When it's in 'real mode', any disengagement or intervention (ie. using the accelerator pedal without disengaging) is logged to the car and sent to Tesla for some data analysis, and this has been a thing for a while. Of course we don't know just how thorough their data science plays into FSD decision making and what interventions they actually investigate.


I believe this is exactly how Comma trains OpenPilot.


I don't think that would work due to "bad" drivers. We all drive differently than we know we should drive in certain circumstances (e.g. road is completely empty in the middle of rural new mexico)

For example, you can imagine FSD would determine to go straight down a straight lane with no obstacles - that would be the correct behavior. Now imagine in real life the driver takes their hand off the wheel to adjust the radio or AC, and as a result the car drifts over and lightly cross the lane marker - this doesn't really matter because it's broad daylight and the driver can see there's nothing but sand and rocks for 2 miles all around them. What's the machine conclude?

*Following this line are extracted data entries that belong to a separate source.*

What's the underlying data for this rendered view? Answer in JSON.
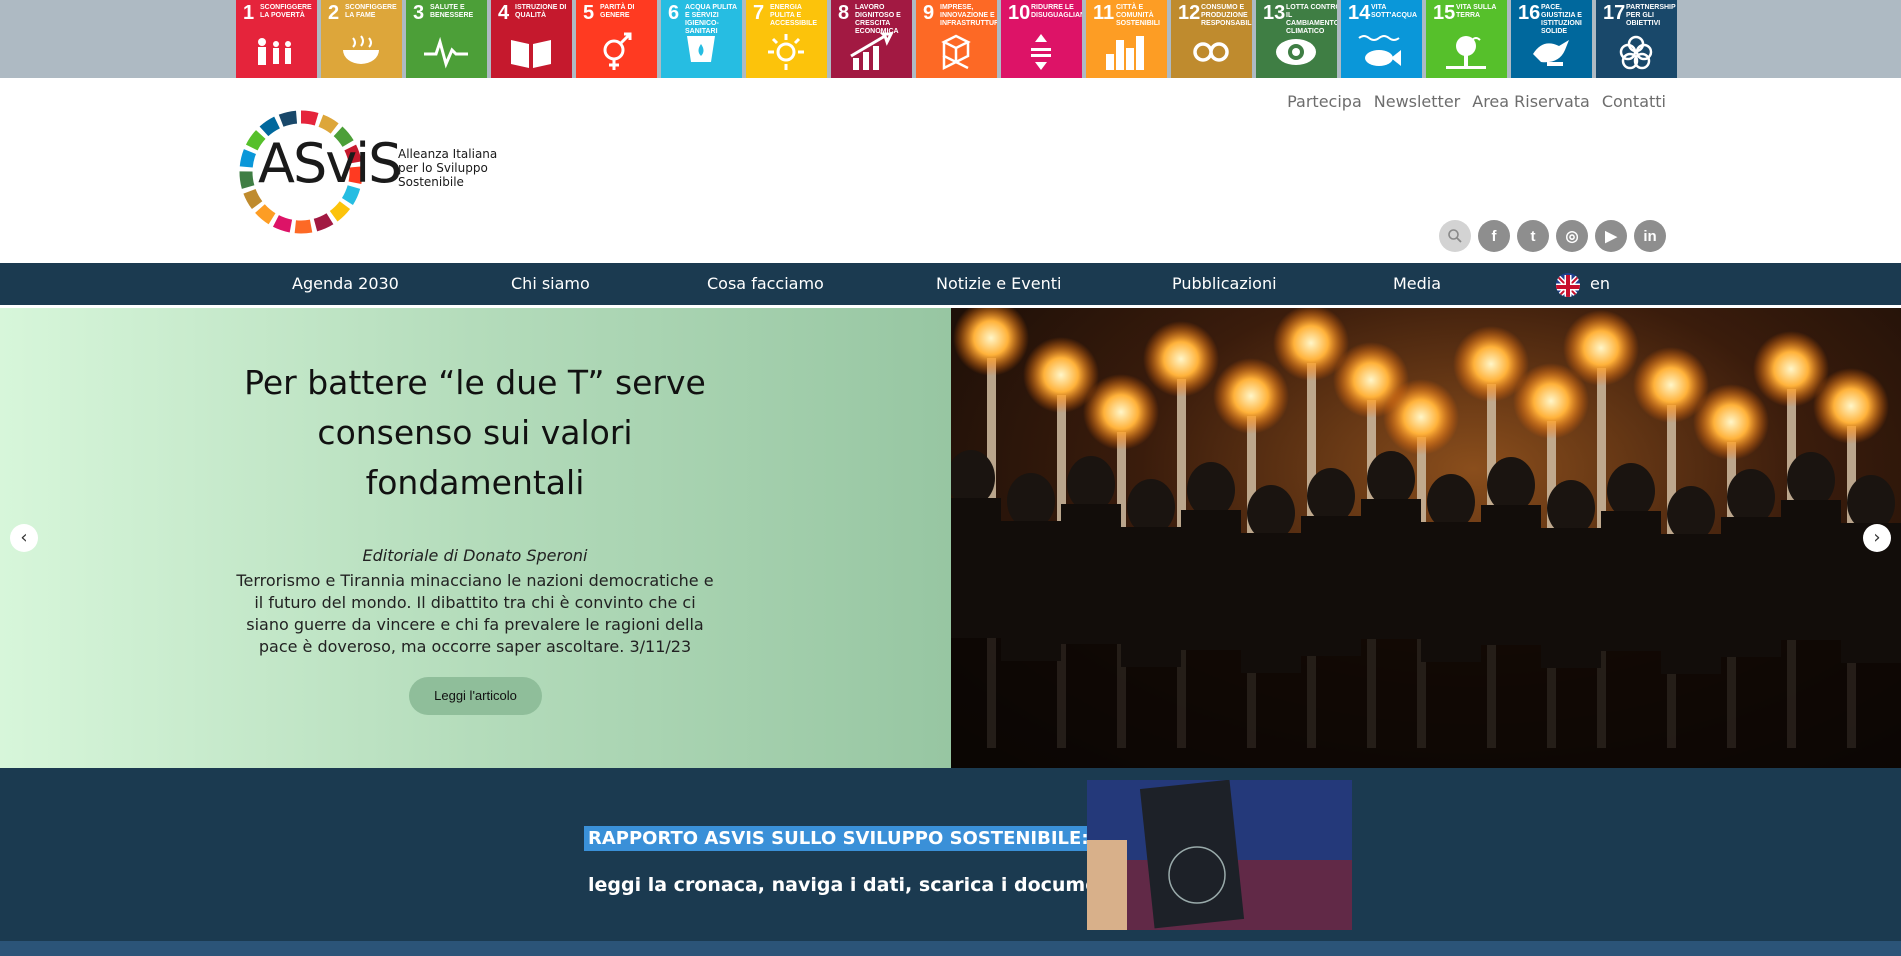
{
  "sdg": [
    {
      "num": "1",
      "text": "SCONFIGGERE LA POVERTÀ",
      "color": "#e5243b"
    },
    {
      "num": "2",
      "text": "SCONFIGGERE LA FAME",
      "color": "#dda63a"
    },
    {
      "num": "3",
      "text": "SALUTE E BENESSERE",
      "color": "#4c9f38"
    },
    {
      "num": "4",
      "text": "ISTRUZIONE DI QUALITÀ",
      "color": "#c5192d"
    },
    {
      "num": "5",
      "text": "PARITÀ DI GENERE",
      "color": "#ff3a21"
    },
    {
      "num": "6",
      "text": "ACQUA PULITA E SERVIZI IGIENICO-SANITARI",
      "color": "#26bde2"
    },
    {
      "num": "7",
      "text": "ENERGIA PULITA E ACCESSIBILE",
      "color": "#fcc30b"
    },
    {
      "num": "8",
      "text": "LAVORO DIGNITOSO E CRESCITA ECONOMICA",
      "color": "#a21942"
    },
    {
      "num": "9",
      "text": "IMPRESE, INNOVAZIONE E INFRASTRUTTURE",
      "color": "#fd6925"
    },
    {
      "num": "10",
      "text": "RIDURRE LE DISUGUAGLIANZE",
      "color": "#dd1367"
    },
    {
      "num": "11",
      "text": "CITTÀ E COMUNITÀ SOSTENIBILI",
      "color": "#fd9d24"
    },
    {
      "num": "12",
      "text": "CONSUMO E PRODUZIONE RESPONSABILI",
      "color": "#bf8b2e"
    },
    {
      "num": "13",
      "text": "LOTTA CONTRO IL CAMBIAMENTO CLIMATICO",
      "color": "#3f7e44"
    },
    {
      "num": "14",
      "text": "VITA SOTT'ACQUA",
      "color": "#0a97d9"
    },
    {
      "num": "15",
      "text": "VITA SULLA TERRA",
      "color": "#56c02b"
    },
    {
      "num": "16",
      "text": "PACE, GIUSTIZIA E ISTITUZIONI SOLIDE",
      "color": "#00689d"
    },
    {
      "num": "17",
      "text": "PARTNERSHIP PER GLI OBIETTIVI",
      "color": "#19486a"
    }
  ],
  "util_links": [
    "Partecipa",
    "Newsletter",
    "Area Riservata",
    "Contatti"
  ],
  "logo": {
    "text": "ASviS",
    "sub1": "Alleanza Italiana",
    "sub2": "per lo Sviluppo",
    "sub3": "Sostenibile"
  },
  "social": {
    "search": "search-icon",
    "facebook": "f",
    "twitter": "t",
    "instagram": "◎",
    "youtube": "▶",
    "linkedin": "in"
  },
  "nav": {
    "agenda": "Agenda 2030",
    "chi": "Chi siamo",
    "cosa": "Cosa facciamo",
    "notizie": "Notizie e Eventi",
    "pubblicazioni": "Pubblicazioni",
    "media": "Media",
    "lang": "en"
  },
  "hero": {
    "title": "Per battere “le due T” serve consenso sui valori fondamentali",
    "byline": "Editoriale di Donato Speroni",
    "desc": "Terrorismo e Tirannia minacciano le nazioni democratiche e il futuro del mondo. Il dibattito tra chi è convinto che ci siano guerre da vincere e chi fa prevalere le ragioni della pace è doveroso, ma occorre saper ascoltare. 3/11/23",
    "button": "Leggi l'articolo"
  },
  "report": {
    "title": "RAPPORTO ASVIS SULLO SVILUPPO SOSTENIBILE:",
    "subtitle": "leggi la cronaca, naviga i dati, scarica i documenti"
  }
}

I forget who it was (maybe George Hotz) that said something to the effect of "All bad drivers are bad in different ways, but all good drivers are good in the same way".

The point being made was basically that in the aggregate you can more or less generalize to something like "the tall part of the bell curve is good driving and everything on the tails should be ignored".

Since learning happens in aggregate (individual cars don't learn – they simply feed data back to the mothership), your example of a single car errantly turning the wheel to adjust the radio would fall into the "bad in different ways" bucket and it would be ignored.


"All bad drivers are bad in different ways, but all good drivers are good in the same way".

I accept that as a plausible hypothesis to work off of and see how far it goes, but I would not bank on it as truth.

I'll give another example, I think a significant portion of the time, people roll through stop signs (we'll say, 25% of the time? intuitive guess). I do it myself quite often. This is because not all intersections are built the same - some intersections have no obstacles anywhere near them and you can tell that duh, there's no cars coming up at the same time as me. Other intersections are quite occluded by trees and what not.

I'm fine with humans using judgement on these, but I would not trust whatever the statistical machine ends up generalizing to. I do not think rolling a stop sign makes you a 'bad' driver (depending on the intersection). Still, if I knew I was teaching a machine how to drive, I would not want it to be rolling stop signs.


That sounds like a complicated way to say there are more ways to screw up than do it perfectly, which, duh.

Not to discount this at all, but... yea

Even if the brains of it become perfect, I doubt the vision-only approach (or has that changed?)

They need at least somewhat decently consistent 'signal' to act appropriately... and there are some mornings I just don't drive because visibility is so poor


The theory would be that washes out in the noise. It's a simplification, but on average, most of the people most of the time are not doing that - why would it zone in on the rare case and apply that behavior?


Well zoning in on the rare cases is the difference between what we (as in society's collective technology, not tesla) have today and full reliable self-driving.

Even in the anecdotes throughout the rest of the comment section, there's a lot of people that said "yeah I tried FSD for a limited period of time and it worked for me". Because we're not saying that taking FSD outside right now will kill you within 5 minutes. We're saying that even if it kills you 0.01% - that's pretty sketch.

The general principle is that all of the drivers that have been recruited to be 'teachers' to the machine are not aware that they are training a machine. As a result, they are probably doing things that are not advisable to train on. This doesn't even just apply to machines - how you drive when you are teaching your teenage child is probably different than the things that you do on a regular basis as an experienced driver. If you are not aware that you actually teaching someone something, that's a dangerous set of circumstances.